The supplied antenna wire must be soldered to the middle SMA-Pad on the top of the PCB. From a high-frequency point of view, it is important to ensure that a clean, slender solder joint is created. Only after soldering the antenna should it be shortened for the desired frequency range. Unless you want to set a world record, you don’t have to pay attention to the 1/2 mm …
The general concept of the power supply was already explained in the technical section. In this chapter we will show you how to select the different types of supply.
After connecting a micro-USB plug to the LongRa board, the red LED marked “ext3V3” should remain lit continuously. This indicates that the voltage converter adapts the 5 volts USB input voltage to 3.3 volts.
The “ext3V3” LED can be switched off by disconnecting the solder bridge below the LED.
If the red jumper is connected to the rightmost position (indicated by the “USB” label), the external 3.3 volts are used for the entire board as supply voltage VDD and are also available at the pins marked “VDD” for connected sensors. Instead of the jumper, the solder bridge marked “USB” can also be closed on the back of the board.
Please note that only one of the two solder bridges may be closed at a time!
External power supply via “Vin”
A plug for an external power supply can be soldered to the bottom right of the board (see Fig. 2: bottom right). The corresponding solder pads are marked with “VIN” and “GND”. This input uses the same voltage regulator as the USB input and therefore behaves exactly as described under USB connection.
The input voltage must not normally exceed 7 volts. Higher voltages can lead to excessive heating of the voltage regulator and to a total loss of the entire LongRa board.
Bypassing the booster for the 3V3 network
All pins marked with “3V3” (e. g. Fig. 2: top right) are supplied with power only when the 3.3 volts voltage booster is switched on by software. If the board is operated by a computer or AC adapter, the soldering bridge “ext 3V3” can be closed. This permanently connects VDD and the 3V3 network. The booster may then only be used to generate the 5 volts voltage. Attention, the “ext 3V3” soldering bridge must be kept open when battery operated!
Since “VDD” is located behind the jumper and behind the 500 mA fuse from the voltage input, the jumper must be connected to the “USB” position to switch on the board, despite the “ext 3V3” soldering bridge.
The battery tray on the back of the PCB can hold 2 AA cells. Since the Arduino Zero and the RFM95 module work stably between 2.1 and 3.6 volts, two alkaline manganese batteries with 1.5 volts, nickel-metal hydride rechargeable batteries with 1.2 volts or nickel-zinc rechargeable batteries with 1.6 volts cell voltage can be used here.

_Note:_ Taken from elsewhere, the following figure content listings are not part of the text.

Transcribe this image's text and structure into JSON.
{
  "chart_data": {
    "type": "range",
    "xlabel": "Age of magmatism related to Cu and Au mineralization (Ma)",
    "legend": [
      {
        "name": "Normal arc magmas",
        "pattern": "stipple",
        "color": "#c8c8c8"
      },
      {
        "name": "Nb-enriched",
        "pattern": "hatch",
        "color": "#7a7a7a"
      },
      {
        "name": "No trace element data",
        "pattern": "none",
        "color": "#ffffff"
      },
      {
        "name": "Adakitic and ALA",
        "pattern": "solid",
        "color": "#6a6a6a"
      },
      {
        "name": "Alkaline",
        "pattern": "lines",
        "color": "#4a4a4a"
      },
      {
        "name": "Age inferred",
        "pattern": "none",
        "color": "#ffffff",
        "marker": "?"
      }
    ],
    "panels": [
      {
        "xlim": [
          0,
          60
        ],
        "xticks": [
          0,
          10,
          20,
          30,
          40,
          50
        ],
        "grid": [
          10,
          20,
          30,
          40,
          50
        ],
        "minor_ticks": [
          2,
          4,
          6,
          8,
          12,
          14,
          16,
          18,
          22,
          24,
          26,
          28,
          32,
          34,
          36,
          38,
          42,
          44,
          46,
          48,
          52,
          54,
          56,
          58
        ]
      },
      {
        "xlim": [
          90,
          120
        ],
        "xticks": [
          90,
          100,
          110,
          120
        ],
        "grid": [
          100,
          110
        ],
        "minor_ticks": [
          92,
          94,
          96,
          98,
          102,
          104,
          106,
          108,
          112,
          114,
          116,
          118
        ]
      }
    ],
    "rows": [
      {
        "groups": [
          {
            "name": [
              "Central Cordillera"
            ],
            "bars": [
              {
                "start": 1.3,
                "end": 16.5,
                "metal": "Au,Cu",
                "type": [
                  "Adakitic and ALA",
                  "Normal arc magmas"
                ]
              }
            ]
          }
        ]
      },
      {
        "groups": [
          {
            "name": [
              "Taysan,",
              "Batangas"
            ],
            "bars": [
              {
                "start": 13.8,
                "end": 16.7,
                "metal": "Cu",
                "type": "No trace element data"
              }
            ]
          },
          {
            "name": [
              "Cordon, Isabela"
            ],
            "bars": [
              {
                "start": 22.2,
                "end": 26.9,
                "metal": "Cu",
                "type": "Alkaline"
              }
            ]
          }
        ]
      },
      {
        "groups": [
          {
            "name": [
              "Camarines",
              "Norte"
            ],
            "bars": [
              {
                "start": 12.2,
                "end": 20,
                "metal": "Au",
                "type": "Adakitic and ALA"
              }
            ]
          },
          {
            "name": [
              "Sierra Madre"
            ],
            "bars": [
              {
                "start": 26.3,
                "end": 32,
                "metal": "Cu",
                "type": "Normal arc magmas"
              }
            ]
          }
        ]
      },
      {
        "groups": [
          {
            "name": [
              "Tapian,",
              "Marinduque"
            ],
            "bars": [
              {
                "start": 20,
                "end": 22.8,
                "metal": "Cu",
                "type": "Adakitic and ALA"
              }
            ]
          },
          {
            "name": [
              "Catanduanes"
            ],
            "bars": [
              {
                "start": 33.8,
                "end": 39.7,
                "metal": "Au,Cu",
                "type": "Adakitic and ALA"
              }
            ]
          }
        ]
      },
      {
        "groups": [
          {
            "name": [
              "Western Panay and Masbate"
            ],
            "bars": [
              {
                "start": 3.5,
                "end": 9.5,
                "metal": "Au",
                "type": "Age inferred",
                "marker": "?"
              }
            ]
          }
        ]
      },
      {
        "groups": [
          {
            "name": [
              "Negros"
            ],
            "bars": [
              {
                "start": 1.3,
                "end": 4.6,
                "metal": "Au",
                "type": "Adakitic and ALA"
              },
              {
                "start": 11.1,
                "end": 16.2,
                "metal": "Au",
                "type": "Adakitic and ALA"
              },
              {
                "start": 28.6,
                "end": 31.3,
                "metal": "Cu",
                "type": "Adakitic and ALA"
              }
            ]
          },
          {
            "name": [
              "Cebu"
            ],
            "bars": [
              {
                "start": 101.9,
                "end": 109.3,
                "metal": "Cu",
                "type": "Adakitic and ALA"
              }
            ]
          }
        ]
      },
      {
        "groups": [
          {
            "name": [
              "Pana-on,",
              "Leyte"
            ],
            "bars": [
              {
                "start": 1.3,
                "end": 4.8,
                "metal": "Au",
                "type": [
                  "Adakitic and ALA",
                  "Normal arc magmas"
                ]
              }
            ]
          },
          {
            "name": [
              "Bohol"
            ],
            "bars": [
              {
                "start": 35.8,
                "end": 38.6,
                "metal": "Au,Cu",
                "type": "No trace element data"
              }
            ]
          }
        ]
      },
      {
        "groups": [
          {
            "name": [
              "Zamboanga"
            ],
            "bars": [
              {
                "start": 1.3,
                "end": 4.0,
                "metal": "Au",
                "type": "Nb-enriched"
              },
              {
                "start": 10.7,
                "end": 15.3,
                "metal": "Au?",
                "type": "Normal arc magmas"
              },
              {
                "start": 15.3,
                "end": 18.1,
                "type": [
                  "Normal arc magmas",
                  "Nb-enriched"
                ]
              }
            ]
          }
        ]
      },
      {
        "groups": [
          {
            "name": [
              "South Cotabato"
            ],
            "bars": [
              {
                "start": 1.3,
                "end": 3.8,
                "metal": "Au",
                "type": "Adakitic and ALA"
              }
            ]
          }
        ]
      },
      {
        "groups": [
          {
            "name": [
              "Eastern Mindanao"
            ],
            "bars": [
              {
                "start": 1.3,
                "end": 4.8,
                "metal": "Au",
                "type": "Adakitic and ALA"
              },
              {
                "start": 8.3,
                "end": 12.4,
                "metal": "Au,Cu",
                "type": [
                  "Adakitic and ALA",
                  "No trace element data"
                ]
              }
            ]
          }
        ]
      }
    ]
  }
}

To select battery operation, either the jumper as shown in Fig. 2 must be set via the plug-in contacts marked “Bat” or the soldering bridge of the pad “Bat” on the rear side of the circuit board as shown in Fig. 3 must be closed. During battery operation, the 3.3 volts voltage regulator is completely isolated from “VDD” and therefore does not consume any valuable battery power.
The output voltages at the pin headers (“3V3” and “5V0”) are generated by the booster via software control from the available battery voltage.
Please note that only one of the two voltages can be generated at a time. Sensors with different voltages must therefore always be activated one after the other.